Incrivelmente interessante e triste, como a diferença de apenas uma palavra em um Credo pode criar esse abismo aparentemente intransponível. Digo aparentemente, porque aqui em Cabo Frio temos vivenciado algo diferente em nossa pequena kehilah, algo de que nunca ouvi em todo o Brasil ou mesmo no exterior. Tenho conta disso apenas nos relatos dos primórdios da seita dos nazarenos freqüentadores das sinagogas tradicionais, que, mais tarde, deu origem ao cristianismo de Constantino, que quase nada tem em comum com o do primeiro século da Era Comum.

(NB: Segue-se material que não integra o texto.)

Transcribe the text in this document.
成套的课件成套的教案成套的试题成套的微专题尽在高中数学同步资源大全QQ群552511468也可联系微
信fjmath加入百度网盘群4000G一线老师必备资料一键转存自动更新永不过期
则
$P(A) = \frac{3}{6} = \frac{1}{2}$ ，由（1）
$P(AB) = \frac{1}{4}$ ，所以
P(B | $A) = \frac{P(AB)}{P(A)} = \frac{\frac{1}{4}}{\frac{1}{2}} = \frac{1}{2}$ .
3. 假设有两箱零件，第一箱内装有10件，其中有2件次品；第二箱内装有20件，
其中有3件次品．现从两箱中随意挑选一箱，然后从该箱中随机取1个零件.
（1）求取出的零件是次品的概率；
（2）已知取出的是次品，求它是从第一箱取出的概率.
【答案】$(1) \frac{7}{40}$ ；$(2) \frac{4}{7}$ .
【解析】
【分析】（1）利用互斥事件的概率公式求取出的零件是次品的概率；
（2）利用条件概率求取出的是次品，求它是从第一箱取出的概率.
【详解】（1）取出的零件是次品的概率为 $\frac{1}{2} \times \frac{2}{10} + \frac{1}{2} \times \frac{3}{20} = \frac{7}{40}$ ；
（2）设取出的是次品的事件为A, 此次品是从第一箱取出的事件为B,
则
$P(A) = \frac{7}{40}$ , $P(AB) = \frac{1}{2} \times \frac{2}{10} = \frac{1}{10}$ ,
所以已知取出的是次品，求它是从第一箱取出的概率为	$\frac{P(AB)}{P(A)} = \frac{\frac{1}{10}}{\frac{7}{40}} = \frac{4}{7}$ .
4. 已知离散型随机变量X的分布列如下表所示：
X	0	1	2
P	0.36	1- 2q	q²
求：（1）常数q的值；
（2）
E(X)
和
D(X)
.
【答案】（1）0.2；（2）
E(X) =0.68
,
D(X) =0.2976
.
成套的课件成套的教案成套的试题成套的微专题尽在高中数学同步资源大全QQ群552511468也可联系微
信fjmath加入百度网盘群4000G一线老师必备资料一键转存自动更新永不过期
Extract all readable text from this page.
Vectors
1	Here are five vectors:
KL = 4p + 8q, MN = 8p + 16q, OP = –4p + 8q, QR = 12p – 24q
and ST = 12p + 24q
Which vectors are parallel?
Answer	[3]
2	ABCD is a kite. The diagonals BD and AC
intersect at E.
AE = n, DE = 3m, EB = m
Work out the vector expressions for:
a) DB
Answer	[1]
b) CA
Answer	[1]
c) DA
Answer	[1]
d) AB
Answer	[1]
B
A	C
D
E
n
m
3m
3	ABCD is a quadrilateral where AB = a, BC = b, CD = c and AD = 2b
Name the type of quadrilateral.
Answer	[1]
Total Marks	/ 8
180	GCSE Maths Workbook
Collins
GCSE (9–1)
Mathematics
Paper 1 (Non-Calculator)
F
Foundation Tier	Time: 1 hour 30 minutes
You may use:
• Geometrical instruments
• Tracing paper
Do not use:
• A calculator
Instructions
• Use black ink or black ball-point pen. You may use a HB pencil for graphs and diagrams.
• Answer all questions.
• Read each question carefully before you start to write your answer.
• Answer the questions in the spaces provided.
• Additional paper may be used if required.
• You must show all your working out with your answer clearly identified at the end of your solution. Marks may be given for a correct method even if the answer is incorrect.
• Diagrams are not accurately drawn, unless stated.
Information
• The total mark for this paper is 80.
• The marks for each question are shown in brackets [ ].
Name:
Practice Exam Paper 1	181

Em uma cidade com poucos judeus e quase todos não praticantes ou de prática esporádica, judeus ortodoxos, reformistas, cabalistas e messiânicos se reúnem em harmonia em um só lugar, com uma condição – o direito de acreditarem e o direito de não acreditarem na messiandade de Jesus de Nazaré, sem que nenhum grupo tente impor ao outro sua crença nesse aspecto específico.

Os serviços e festas são celebrados ao modo judaico, a mesma chalá é comida, o mesmo vinho é bebido e as mesmas bênçãos são recitadas no kabalat shabat; o siddur tradicional é usado e os comentários da parashá são feitos em várias versões. Quem não quiser ouvir a versão do outro, tem toda a liberdade para se ausentar e só voltar no final. Sem traumas. Sem condenações. Sem preconceitos. Quem quer acreditar, que continue acreditando. E quem não quer acreditar, que continue não acreditando.

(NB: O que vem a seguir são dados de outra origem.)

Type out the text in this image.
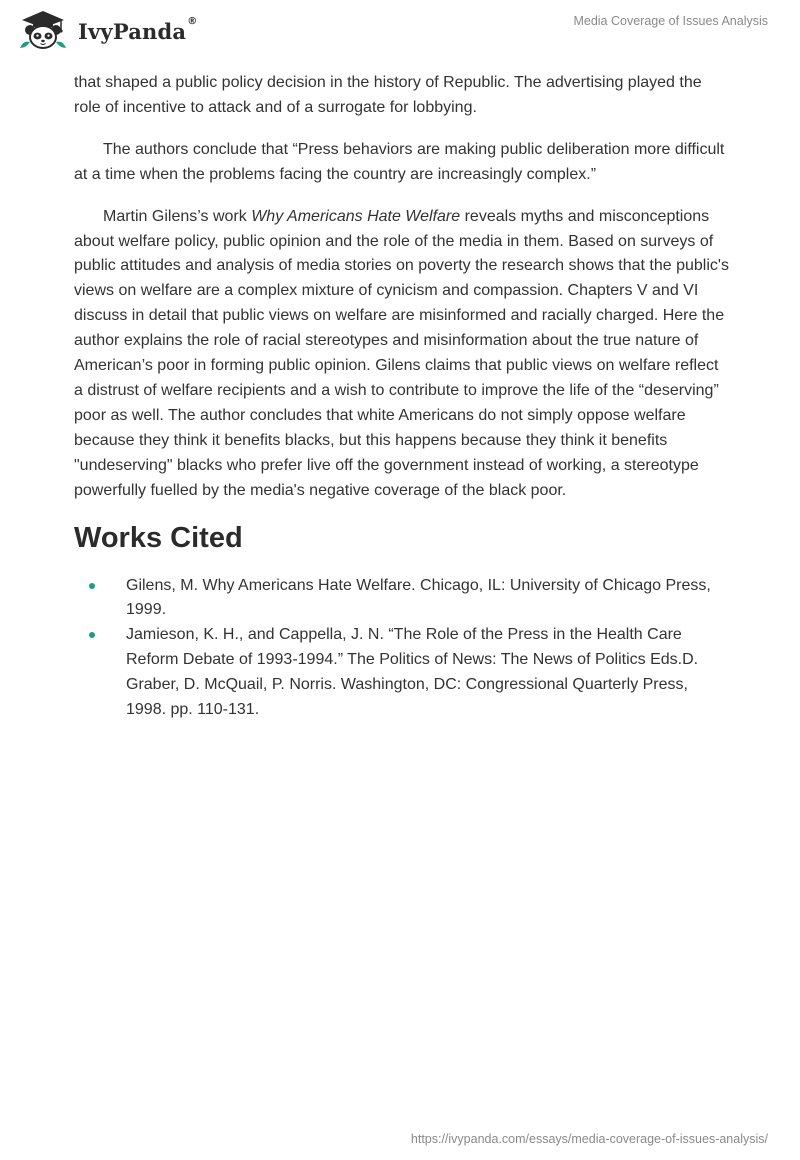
IvyPanda®	Media Coverage of Issues Analysis

that shaped a public policy decision in the history of Republic. The advertising played the role of incentive to attack and of a surrogate for lobbying.

The authors conclude that “Press behaviors are making public deliberation more difficult at a time when the problems facing the country are increasingly complex.”

Martin Gilens’s work Why Americans Hate Welfare reveals myths and misconceptions about welfare policy, public opinion and the role of the media in them. Based on surveys of public attitudes and analysis of media stories on poverty the research shows that the public's views on welfare are a complex mixture of cynicism and compassion. Chapters V and VI discuss in detail that public views on welfare are misinformed and racially charged. Here the author explains the role of racial stereotypes and misinformation about the true nature of American’s poor in forming public opinion. Gilens claims that public views on welfare reflect a distrust of welfare recipients and a wish to contribute to improve the life of the “deserving” poor as well. The author concludes that white Americans do not simply oppose welfare because they think it benefits blacks, but this happens because they think it benefits "undeserving" blacks who prefer live off the government instead of working, a stereotype powerfully fuelled by the media's negative coverage of the black poor.

Works Cited
Gilens, M. Why Americans Hate Welfare. Chicago, IL: University of Chicago Press, 1999.
Jamieson, K. H., and Cappella, J. N. “The Role of the Press in the Health Care Reform Debate of 1993-1994.” The Politics of News: The News of Politics Eds.D. Graber, D. McQuail, P. Norris. Washington, DC: Congressional Quarterly Press, 1998. pp. 110-131.
https://ivypanda.com/essays/media-coverage-of-issues-analysis/
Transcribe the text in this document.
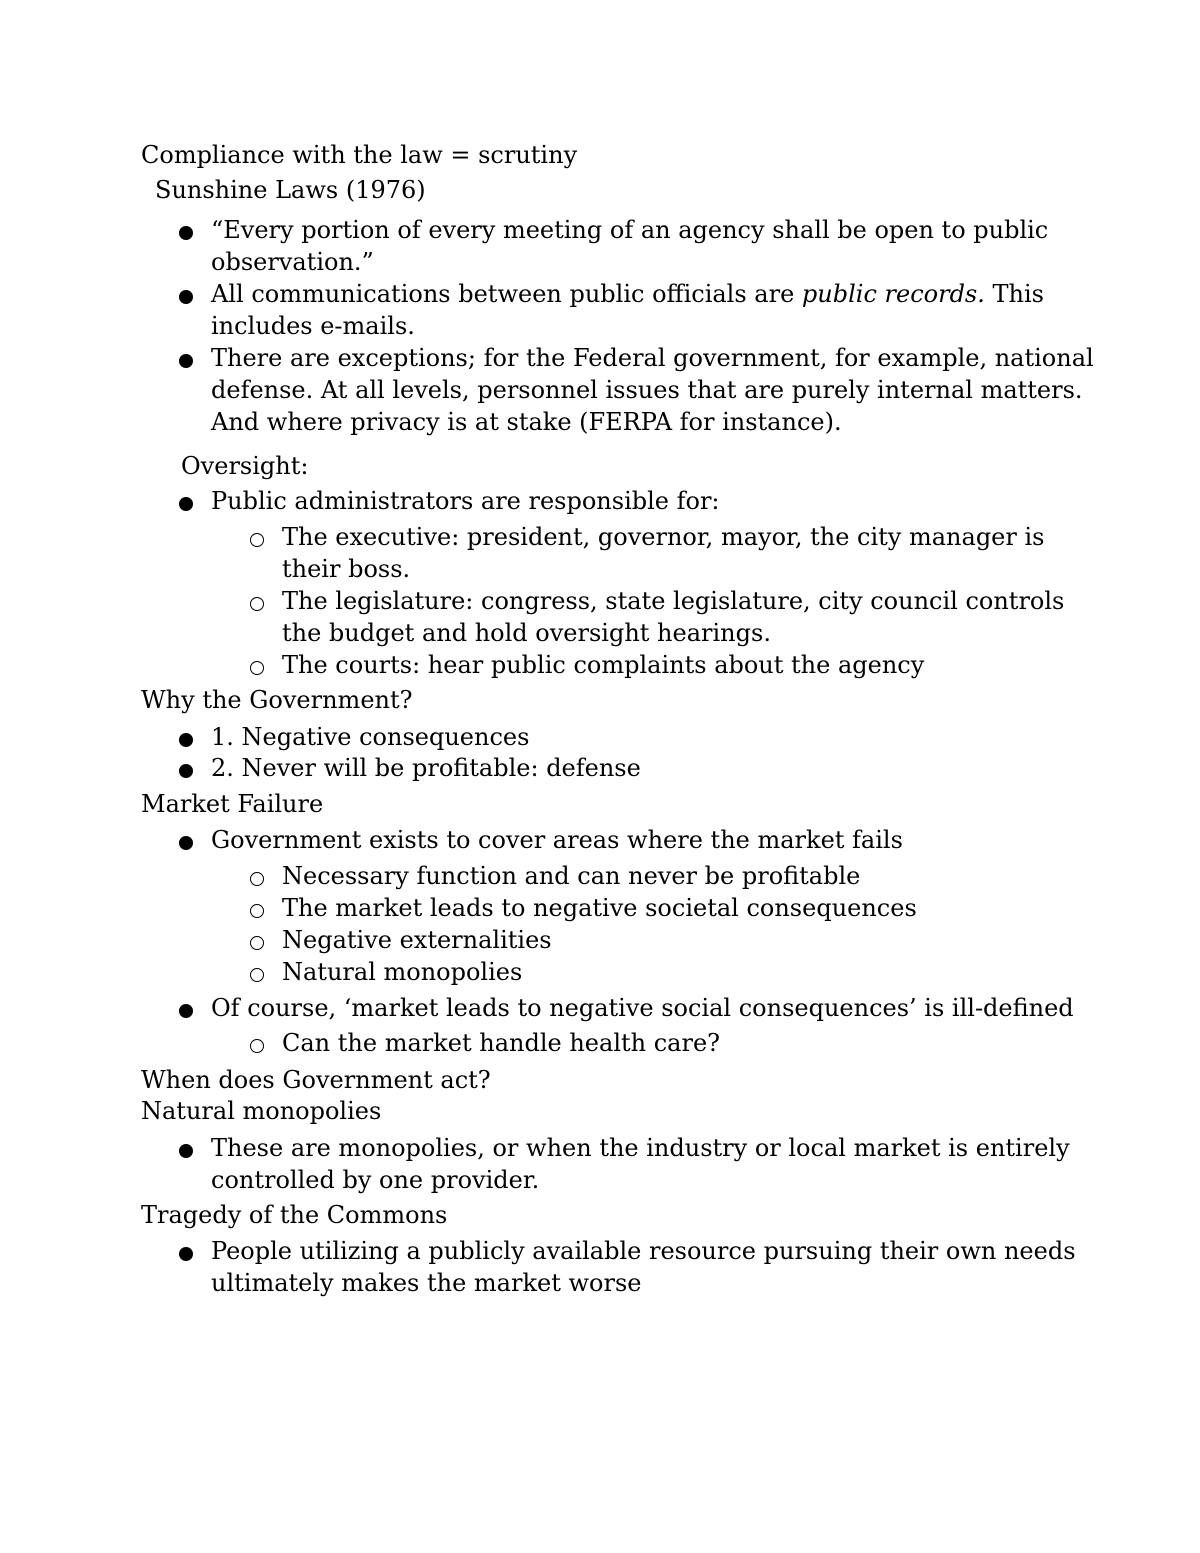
Compliance with the law = scrutiny
Sunshine Laws (1976)
“Every portion of every meeting of an agency shall be open to public
observation.”
All communications between public officials are public records. This
includes e-mails.
There are exceptions; for the Federal government, for example, national
defense. At all levels, personnel issues that are purely internal matters.
And where privacy is at stake (FERPA for instance).
Oversight:
Public administrators are responsible for:
The executive: president, governor, mayor, the city manager is
their boss.
The legislature: congress, state legislature, city council controls
the budget and hold oversight hearings.
The courts: hear public complaints about the agency
Why the Government?
1. Negative consequences
2. Never will be profitable: defense
Market Failure
Government exists to cover areas where the market fails
Necessary function and can never be profitable
The market leads to negative societal consequences
Negative externalities
Natural monopolies
Of course, ‘market leads to negative social consequences’ is ill-defined
Can the market handle health care?
When does Government act?
Natural monopolies
These are monopolies, or when the industry or local market is entirely
controlled by one provider.
Tragedy of the Commons
People utilizing a publicly available resource pursuing their own needs
ultimately makes the market worse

Com certeza, as críticas virão. Haverá quem se aproxime para avisar os dois lados do perigo da convivência. Dos preconceitos contra os messiânicos dentro da comunidade judaica. Da rigidez e teimosia dos não messiânicos. Mas toda interação só provoca mudanças quando não se tem convicção daquilo em que se crê.

No entanto, convivência e intercâmbio se criam. O diálogo e o amor se formam. Florescem facilmente, quando se permite. E um descobre que o outro, apesar de crer diferente, não é um bicho de sete cabeças nem oferece perigo àquele que tem convicções firmes e enraizadas. Um descobre que o outro é gente, que o outro também é judeu, que o outro também ama as mesmas coisas e crê nas mesmas coisas, e que apenas uma palavrinha em todo o credo é diferente. Descobre-se que se é um só, mesmo que o messias seja diferente. Descobre-se que o Deus é o mesmo e que é isso que importa. Para os messiânicos dessa kehilá, em número equivalente aos tradicionais, o importante não é impor a messiandade de Yeshua, mas aprender e ensinar que a convivência em amizade e harmonia é mais importante. E que ninguém precisa mudar apenas porque o outro é diferente.

Quiçá isso possa se espalhar pelo Brasil e pelo mundo, e possamos entender que apenas detalhes não podem fazer com que um povo que precisa de força e crescimento se divida em dois.